朱門岩夫

初期キリスト教の声(その3)

1999年8月22日某公的機関紙に掲載

最終更新日19/01/30


 

 教皇ピウス十二世が一九五〇年十一月一日公布した『処女聖母マリアの被昇天の教義決定』の典拠の一つに、最後の教父ダマスコの聖ヨハネ(六七五頃~七四九頃)の『終生乙女なるマリアの栄えあるご就寝』がございます。この時節に相応しいかと存じますので、その一部をここにご紹介申し上げます。ギリシア語原文から無理をして訳したので、なにぶん読みにくいところが多々あるかと存じますが、この拙い訳文を通して信仰の遺産の一部を垣間見てくだされば幸いでございます。

 

 ああ、それにしても何ということでありましょう! 私の主のおん母であり生命の源であるお方が、お亡くなりになってしまったのです! そうです! 土から作られたものは、再び土に戻らねばならなかったのです! こうしてそれは、体を土に返すことによって、土に恵みとして与えられた不滅の生命を再び得て、天へと復活しなければならなかったのであります! 死すべきこの肉体は、ちょうど黄金のように、死という釜戸のなかで陰惨な死という土塊をかなぐり捨てて清く不滅の肉体となり、不滅の光に輝きながら、墓から復活していかなければならなかったのであります!

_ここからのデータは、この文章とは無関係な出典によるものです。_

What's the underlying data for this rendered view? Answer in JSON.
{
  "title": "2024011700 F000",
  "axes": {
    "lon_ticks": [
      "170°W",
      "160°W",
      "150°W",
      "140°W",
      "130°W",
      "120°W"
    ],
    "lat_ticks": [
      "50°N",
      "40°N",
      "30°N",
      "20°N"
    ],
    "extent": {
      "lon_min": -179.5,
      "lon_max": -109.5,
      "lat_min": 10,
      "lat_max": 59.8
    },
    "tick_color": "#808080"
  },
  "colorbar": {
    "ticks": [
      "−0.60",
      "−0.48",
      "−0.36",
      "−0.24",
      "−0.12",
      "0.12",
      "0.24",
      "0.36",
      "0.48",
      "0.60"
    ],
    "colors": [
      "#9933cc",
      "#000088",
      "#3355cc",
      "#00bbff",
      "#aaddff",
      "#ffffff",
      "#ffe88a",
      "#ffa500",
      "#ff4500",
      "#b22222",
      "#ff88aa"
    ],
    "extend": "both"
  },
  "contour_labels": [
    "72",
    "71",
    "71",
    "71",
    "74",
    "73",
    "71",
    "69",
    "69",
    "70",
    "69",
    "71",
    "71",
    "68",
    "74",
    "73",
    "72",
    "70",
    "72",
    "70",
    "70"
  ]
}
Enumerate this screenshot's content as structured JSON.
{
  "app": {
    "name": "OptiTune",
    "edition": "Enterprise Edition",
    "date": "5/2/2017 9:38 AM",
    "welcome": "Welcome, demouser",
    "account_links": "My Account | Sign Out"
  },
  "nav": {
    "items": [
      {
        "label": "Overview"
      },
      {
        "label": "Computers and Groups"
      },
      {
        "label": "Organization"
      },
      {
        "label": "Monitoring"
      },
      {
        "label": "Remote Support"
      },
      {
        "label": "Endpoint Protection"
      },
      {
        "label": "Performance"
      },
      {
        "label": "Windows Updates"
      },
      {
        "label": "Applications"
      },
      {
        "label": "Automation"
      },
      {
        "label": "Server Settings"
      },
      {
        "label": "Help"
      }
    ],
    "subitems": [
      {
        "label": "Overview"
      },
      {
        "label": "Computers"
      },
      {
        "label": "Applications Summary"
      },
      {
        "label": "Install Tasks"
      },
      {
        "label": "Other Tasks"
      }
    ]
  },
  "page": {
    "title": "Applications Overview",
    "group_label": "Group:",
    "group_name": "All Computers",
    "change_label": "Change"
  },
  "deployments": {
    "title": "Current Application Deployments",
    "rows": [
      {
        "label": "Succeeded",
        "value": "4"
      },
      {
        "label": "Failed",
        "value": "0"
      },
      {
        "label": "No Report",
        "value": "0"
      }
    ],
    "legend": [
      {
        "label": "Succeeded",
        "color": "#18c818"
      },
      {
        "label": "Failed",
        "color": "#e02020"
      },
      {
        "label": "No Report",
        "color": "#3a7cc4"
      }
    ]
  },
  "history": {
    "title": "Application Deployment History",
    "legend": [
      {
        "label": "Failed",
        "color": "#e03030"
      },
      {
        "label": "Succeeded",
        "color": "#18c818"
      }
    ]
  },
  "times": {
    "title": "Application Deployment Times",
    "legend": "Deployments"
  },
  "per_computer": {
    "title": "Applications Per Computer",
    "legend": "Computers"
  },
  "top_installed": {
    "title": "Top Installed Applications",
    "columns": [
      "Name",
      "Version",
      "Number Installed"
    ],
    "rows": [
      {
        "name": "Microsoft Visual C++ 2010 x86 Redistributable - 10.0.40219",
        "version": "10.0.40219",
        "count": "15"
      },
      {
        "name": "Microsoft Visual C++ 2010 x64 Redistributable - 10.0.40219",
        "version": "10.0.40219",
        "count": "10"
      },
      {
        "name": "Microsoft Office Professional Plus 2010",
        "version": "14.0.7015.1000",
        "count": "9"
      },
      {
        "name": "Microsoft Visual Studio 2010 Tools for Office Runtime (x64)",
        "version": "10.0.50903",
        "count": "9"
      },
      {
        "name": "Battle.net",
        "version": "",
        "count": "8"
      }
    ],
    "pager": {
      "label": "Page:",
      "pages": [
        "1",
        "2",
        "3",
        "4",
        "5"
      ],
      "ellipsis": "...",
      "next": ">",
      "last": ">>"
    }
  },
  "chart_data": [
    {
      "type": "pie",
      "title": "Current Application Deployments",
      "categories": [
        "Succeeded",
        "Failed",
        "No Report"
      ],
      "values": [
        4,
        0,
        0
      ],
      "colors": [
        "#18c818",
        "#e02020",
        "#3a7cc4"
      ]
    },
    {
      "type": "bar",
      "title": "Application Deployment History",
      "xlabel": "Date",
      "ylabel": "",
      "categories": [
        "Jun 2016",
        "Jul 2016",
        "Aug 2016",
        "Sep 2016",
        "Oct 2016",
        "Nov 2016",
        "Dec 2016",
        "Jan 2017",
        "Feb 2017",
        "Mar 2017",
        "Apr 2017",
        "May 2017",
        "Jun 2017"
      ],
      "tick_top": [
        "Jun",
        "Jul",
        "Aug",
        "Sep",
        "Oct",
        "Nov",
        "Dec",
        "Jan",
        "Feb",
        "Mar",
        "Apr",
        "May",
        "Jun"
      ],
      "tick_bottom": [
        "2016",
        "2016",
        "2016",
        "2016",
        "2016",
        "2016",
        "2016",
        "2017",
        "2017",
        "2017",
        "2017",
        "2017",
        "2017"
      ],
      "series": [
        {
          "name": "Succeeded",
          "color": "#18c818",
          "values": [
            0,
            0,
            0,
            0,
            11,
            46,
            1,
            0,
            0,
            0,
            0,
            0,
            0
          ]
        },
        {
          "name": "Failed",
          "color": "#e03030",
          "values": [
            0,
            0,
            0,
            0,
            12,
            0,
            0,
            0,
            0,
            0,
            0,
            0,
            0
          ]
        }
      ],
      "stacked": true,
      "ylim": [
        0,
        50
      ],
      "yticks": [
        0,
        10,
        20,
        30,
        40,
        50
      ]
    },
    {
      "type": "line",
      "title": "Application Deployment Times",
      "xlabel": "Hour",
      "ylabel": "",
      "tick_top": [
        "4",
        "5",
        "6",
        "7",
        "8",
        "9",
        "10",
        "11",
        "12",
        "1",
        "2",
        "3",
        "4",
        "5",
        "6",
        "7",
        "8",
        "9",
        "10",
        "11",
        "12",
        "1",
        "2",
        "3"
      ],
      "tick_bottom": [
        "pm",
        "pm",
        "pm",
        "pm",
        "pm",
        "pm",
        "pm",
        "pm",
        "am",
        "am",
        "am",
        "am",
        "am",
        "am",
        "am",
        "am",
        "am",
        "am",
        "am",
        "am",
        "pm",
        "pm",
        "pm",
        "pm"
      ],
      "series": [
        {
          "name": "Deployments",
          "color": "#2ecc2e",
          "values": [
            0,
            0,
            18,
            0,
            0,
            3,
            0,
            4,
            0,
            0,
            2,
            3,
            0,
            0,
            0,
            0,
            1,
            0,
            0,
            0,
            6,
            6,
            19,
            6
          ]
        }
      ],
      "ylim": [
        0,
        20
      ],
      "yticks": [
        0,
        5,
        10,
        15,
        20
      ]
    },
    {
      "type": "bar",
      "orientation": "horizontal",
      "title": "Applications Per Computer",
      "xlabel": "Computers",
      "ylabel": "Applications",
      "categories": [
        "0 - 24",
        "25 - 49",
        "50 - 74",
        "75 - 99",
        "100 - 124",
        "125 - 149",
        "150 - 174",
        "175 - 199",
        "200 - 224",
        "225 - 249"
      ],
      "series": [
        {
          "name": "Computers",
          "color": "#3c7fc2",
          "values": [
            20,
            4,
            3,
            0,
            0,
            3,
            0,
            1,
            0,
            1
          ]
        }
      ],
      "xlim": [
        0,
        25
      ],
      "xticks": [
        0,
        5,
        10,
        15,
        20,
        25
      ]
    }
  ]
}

 シオンよ! 生命ある神的な山がお住まいになった神性にして聖なる山よ! 喜びなさい! あなたのところから、彼女のおん子が、天の高みへと上げられていったのです。

 イスラエルの娘たちよ! 王妃の後に従って、彼女のみ側で聖霊によって若やいだ乙女として振る舞いなさい! そして彼女を花婿のところまでお連れして、主の右にご案内しなさい。主よ、来てください! こちらへ降りてきてください! そしてあなたが受けた養育の然るべき費用をおん母にお支払いください! 神々しき両のおん手をお広げになって、おん母の霊魂をお受け取りください! ああ! 十字架の上でご自分の霊をおん父のみ手に委ねられたお方さま! 何かしら甘美な言葉で、彼女に囁きかけてください!

 来なさい、親愛なる美しい乙女よ。乙女の美しさで太陽よりも照り輝く娘よ。あなたは私に、あなたの持てるものを分けてくださったのです。こちらへ来てください。私と共に私の持てるものを共に享受しましょう。さあ、お母さん、息子のところに来てください。 さあ! 来てください。あなたから産まれ、あなたと共に貧しさに耐えたこの私と、一緒に世を治めましょう!

 ご出立ください! 女王さま。ご出立ください! モーセのように、ネボ山に登って死んではなりません! むしろ、お亡くなりになって、お昇りください! 塵から出たものを尊い死によって塵にお返しください! そうすれば、塵から出たものは、あなたさまと共に天に上げられていくことになるのです!

 さあ、皆さん! ご出立なされた乙女と共に、私たちも知性によって出立しましょう! さあ皆さん! 神聖な讃歌を歌おうでありませんか! 拍子を付けて歌おうではありませんか!

 

 めでたし、聖寵満ち充てるおん方。主は御身と共にまします。めでたし、あらかじめ定められた神のおん母。めでたし、お喜びください! 代の始まる前に神のみ旨によってあらかじめ選ばれた神のお母さま!